Later, the birthday girl opened her presents—that is, she and all her friends and sisters opened them. One friend tried on 3 different kinds of perfume, and her sister put on a new ring. I’m sure that at the end, she got all her presents, but I liked how casual she was with them initially. The point is, she was having a wonderful time with her family and friends.

I will never forget the day my friend Z sat me down on a matla in her front yard for a real woman-to-woman chat. “You really need to start looking your age,” she told me firmly. I was elated! Because what she meant what that I needed to gain weight. And frankly, that is the first time in my life someone has ever said that.

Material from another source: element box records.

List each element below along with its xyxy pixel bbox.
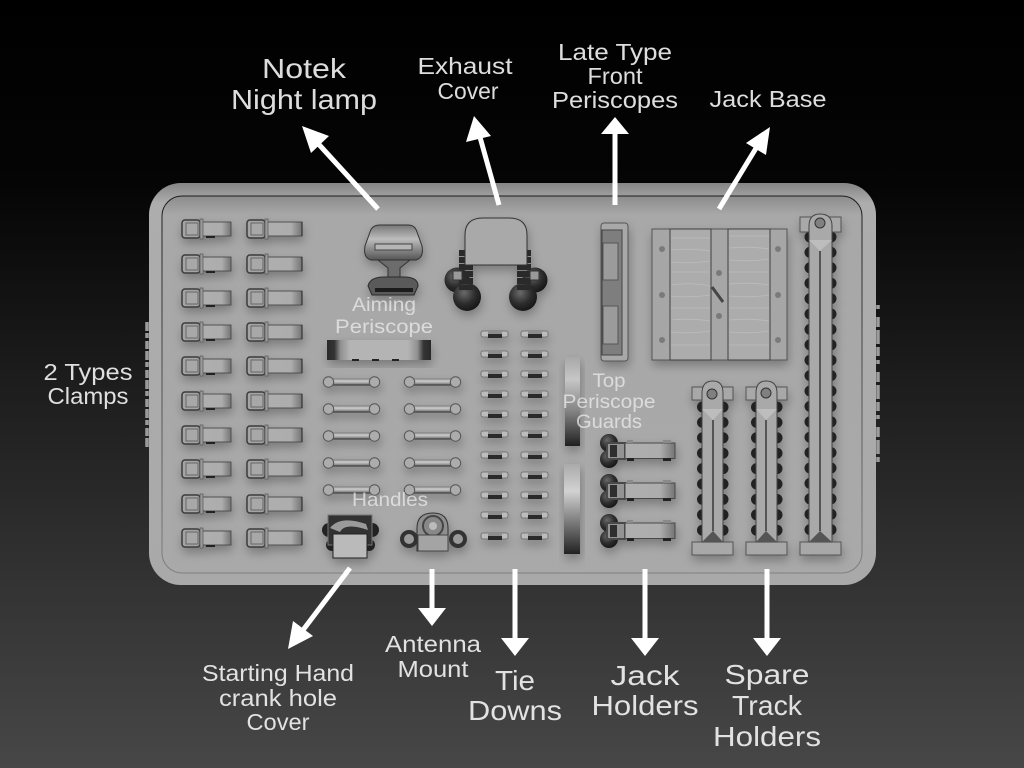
arrow: late type front periscopes xyxy=(601,117,629,205)
label: Aiming Periscope: Aiming xyxy=(352,295,416,316)
label: Spare Track Holders: Spare xyxy=(724,659,810,690)
label: Late Type Front Periscopes: Front xyxy=(588,63,643,89)
label: Top Periscope Guards: Periscope xyxy=(562,392,656,413)
label: Jack Holders: Holders xyxy=(592,690,698,721)
label: Tie Downs xyxy=(468,665,562,726)
jack holders xyxy=(600,434,675,548)
tray recess xyxy=(162,196,862,573)
label: Jack Base: Jack Base xyxy=(710,86,826,112)
panel: tray xyxy=(149,183,876,585)
label: Starting Hand crank hole Cover xyxy=(202,660,354,735)
label: Late Type Front Periscopes: Periscopes xyxy=(552,87,678,113)
label: Starting Hand crank hole Cover: Starting Hand xyxy=(202,660,354,686)
arrow: notek night lamp xyxy=(302,126,378,209)
spare track holder, short right xyxy=(746,381,787,555)
handles xyxy=(323,377,461,495)
tie downs xyxy=(481,330,548,540)
label: Starting Hand crank hole Cover: crank hole xyxy=(219,685,337,711)
arrow: jack holders xyxy=(631,569,659,656)
label: Antenna Mount xyxy=(385,631,481,682)
clamps, column 2 xyxy=(247,219,302,548)
label: Top Periscope Guards xyxy=(562,371,656,433)
label: 2 Types Clamps: 2 Types xyxy=(44,359,132,385)
clamps, column 1 xyxy=(182,219,231,548)
label: Top Periscope Guards: Top xyxy=(592,371,626,392)
label: Spare Track Holders: Holders xyxy=(713,721,821,752)
label: 2 Types Clamps: Clamps xyxy=(48,383,128,409)
arrow: starting hand crank hole cover xyxy=(288,568,350,649)
arrow: jack base xyxy=(719,127,770,209)
label: Aiming Periscope xyxy=(335,295,433,338)
label: Jack Holders: Jack xyxy=(610,660,681,691)
label: Jack Holders xyxy=(592,660,698,721)
label: Late Type Front Periscopes: Late Type xyxy=(558,39,672,65)
arrow: spare track holders xyxy=(753,569,781,656)
label: Notek Night lamp xyxy=(231,53,377,115)
spare track holder, short left xyxy=(692,381,733,555)
label: Notek Night lamp: Night lamp xyxy=(231,84,377,115)
exhaust cover xyxy=(444,218,548,311)
label: 2 Types Clamps xyxy=(44,359,132,409)
label: Spare Track Holders xyxy=(713,659,821,752)
periscope guards xyxy=(564,357,580,554)
arrow: tie downs xyxy=(501,569,529,656)
label: Spare Track Holders: Track xyxy=(732,690,803,721)
starting hand crank hole cover xyxy=(322,515,379,558)
label: Late Type Front Periscopes xyxy=(552,39,678,113)
label: Exhaust Cover xyxy=(418,53,513,104)
label: Top Periscope Guards: Guards xyxy=(576,412,642,433)
label: Notek Night lamp: Notek xyxy=(262,53,347,84)
label: Antenna Mount: Mount xyxy=(398,656,469,682)
antenna mount xyxy=(400,513,467,551)
front periscopes xyxy=(601,223,628,361)
spare track holder, long xyxy=(800,214,841,555)
edge ticks left xyxy=(145,322,149,447)
arrow: exhaust cover xyxy=(466,116,499,205)
jack base xyxy=(652,229,787,360)
label: Antenna Mount: Antenna xyxy=(385,631,481,657)
arrow: antenna mount xyxy=(418,569,446,626)
label: Tie Downs: Downs xyxy=(468,695,562,726)
label: Starting Hand crank hole Cover: Cover xyxy=(246,709,310,735)
label: Handles: Handles xyxy=(352,490,428,511)
edge ticks right xyxy=(876,305,880,462)
aiming periscope xyxy=(327,340,431,360)
notek night lamp xyxy=(365,225,422,295)
label: Aiming Periscope: Periscope xyxy=(335,317,433,338)
label: Exhaust Cover: Cover xyxy=(438,78,499,104)
label: Exhaust Cover: Exhaust xyxy=(418,53,513,79)
label: Tie Downs: Tie xyxy=(495,665,535,696)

This happened a couple of years ago, but I saw Z today for the first time in months and noticed that she is following her own advice. She’s a mother now, and an established and respectable member of the community, with a job and a car. I’m 10+ years older than she is, and I should be bigger than she is, but I’m not. *quiet smile* Here in Mauritania, women are supposed to be as big as possible. And as pale as possible. (Suddenly, I’m practically a beauty queen!) Donn said to her once, “Z, you’re looking pale and fat!” He told me later he just wanted to see if he could actually say that to a woman without getting hit! But it worked. “Oh thank you Donn; you’re so kind!” she said.

It’s changing, but this is a place that a few years ago had “Wife-Fattening Farms,” where parents would send their 12 and 13 year-olds to be forcibly fattened up. Drinks such as whole milk and incha, made with a sort of oatmeal, were poured down their throats. It is an honor and a beauty to be big. An American friend of mine just opened a gym, and she has these enormous, 250 pound women coming in to see her, telling her they need to exercise for their health but they don’t want to lose an inch! One woman came in and said, “My husband just returned from a 10 day business trip and he said my face looks thinner.” She quit the gym immediately.

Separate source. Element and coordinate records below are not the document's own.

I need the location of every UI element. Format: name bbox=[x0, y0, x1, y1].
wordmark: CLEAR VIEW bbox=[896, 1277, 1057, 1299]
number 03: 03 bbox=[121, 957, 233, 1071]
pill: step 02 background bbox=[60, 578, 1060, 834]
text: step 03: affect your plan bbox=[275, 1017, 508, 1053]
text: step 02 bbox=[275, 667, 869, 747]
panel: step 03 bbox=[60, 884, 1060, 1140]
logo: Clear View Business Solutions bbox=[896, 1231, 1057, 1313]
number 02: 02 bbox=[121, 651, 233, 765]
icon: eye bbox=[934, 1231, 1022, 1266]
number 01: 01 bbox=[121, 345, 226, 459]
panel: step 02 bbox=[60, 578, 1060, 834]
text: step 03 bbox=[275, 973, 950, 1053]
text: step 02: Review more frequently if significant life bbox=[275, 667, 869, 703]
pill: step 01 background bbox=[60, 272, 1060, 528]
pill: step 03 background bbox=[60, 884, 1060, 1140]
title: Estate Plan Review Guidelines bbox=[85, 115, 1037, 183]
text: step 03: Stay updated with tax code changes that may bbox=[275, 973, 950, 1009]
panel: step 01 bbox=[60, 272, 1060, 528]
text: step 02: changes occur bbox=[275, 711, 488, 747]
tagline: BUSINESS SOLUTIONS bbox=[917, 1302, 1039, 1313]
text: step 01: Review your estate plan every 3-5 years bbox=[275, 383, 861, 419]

It’s easy to mock this, and I do, and it’s easy to decry all that women will do to themselves in the name of beauty. But is it really any different in the West? Here, women risk cancer with skin-lightening creams, diabetes runs rampant, and exercise until recently was non-existant, at least for the White Maures. After all they had the Black Maures and the Pulaars to do the hard labour. But what about that weight-loss drug with the catchy name, Phen-Phin or something?, that had to be taken off the market after people using it died. What about anorexia and bulemia and a culture that worships youth? What about pressure to inject a wrinkle-reducing poison into your face, or to spend a fortune on the latest styles? To be honest, it’s strange but sort of nice to be in a place where you can be comfortable with your weight and age, knowing that you’re supposed to be fatter and look older. And it’s also good to realize that the standards of beauty may differ, but really it all comes down to the same thing—women care deeply about how they look, and they are insecure about it, whether it’s wanting a tan, or wanting to be “white.”

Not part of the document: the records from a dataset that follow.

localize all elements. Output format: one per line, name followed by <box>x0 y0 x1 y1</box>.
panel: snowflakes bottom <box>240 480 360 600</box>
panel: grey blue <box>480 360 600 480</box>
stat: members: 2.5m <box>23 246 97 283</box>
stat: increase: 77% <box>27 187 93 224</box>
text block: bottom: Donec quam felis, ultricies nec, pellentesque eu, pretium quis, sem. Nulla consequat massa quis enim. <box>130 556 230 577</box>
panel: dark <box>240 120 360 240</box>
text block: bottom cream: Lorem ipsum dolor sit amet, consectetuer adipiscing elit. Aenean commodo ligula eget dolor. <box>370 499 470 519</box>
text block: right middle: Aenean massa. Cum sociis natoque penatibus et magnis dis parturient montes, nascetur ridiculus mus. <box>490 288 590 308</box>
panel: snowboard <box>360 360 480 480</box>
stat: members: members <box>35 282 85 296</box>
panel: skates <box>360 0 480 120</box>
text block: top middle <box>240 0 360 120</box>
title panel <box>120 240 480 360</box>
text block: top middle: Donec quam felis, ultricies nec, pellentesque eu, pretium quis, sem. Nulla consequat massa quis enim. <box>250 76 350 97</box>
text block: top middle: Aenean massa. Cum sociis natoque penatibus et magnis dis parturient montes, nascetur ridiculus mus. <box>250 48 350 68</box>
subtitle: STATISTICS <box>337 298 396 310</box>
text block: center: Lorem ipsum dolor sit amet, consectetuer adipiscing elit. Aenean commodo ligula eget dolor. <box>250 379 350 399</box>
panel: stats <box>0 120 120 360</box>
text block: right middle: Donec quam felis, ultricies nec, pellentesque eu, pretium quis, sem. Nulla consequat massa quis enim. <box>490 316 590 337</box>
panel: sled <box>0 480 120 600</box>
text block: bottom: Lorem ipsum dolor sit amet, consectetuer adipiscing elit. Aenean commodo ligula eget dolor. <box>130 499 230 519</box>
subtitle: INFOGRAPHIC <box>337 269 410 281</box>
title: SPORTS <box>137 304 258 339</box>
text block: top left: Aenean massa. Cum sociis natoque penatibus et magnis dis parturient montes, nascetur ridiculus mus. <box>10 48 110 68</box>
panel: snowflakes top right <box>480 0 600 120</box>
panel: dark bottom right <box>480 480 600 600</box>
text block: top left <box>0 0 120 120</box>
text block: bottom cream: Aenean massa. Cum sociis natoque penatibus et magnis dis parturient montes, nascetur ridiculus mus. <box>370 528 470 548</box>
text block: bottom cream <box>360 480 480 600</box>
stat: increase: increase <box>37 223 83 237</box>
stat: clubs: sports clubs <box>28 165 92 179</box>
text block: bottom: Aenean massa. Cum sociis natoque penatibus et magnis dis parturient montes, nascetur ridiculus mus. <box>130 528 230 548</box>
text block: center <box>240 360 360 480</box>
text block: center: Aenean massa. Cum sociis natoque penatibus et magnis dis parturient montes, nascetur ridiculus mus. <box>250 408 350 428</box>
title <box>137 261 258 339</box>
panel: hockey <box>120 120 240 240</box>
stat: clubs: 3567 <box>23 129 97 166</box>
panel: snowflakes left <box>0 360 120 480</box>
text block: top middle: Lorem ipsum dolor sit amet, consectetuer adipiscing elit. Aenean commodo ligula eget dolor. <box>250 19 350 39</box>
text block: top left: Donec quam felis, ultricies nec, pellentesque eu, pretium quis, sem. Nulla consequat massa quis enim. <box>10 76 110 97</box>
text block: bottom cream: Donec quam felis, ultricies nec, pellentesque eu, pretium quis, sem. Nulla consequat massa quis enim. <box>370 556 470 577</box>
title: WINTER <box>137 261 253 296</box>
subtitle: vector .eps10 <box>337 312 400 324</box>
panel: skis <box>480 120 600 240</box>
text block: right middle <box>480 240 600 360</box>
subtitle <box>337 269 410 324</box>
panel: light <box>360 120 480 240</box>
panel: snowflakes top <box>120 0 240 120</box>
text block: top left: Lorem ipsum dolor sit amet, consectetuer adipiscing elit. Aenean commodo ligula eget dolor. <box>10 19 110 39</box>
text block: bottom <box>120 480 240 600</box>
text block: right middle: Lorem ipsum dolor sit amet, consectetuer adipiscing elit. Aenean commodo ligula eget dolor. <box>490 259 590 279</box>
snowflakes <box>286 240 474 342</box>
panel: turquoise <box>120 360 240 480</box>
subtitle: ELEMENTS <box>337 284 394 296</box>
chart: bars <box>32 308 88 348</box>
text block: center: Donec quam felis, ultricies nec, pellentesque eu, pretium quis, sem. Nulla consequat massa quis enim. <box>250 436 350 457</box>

Me, I’m doing my best to fit in; there’s a bar of extra-dark chocolate in the fridge right now and I’m going to eat it while Donn’s at work. It’s a sacrifice, but when you move to another culture, you must not remain too aloof.

 

PS I figured out how to do photos, but now our digital camera is broken. I’m looking through old photos for something good. Elliot says instead of PS I should say SIF—for Something I Forgot. Makes sense, but will it catch on?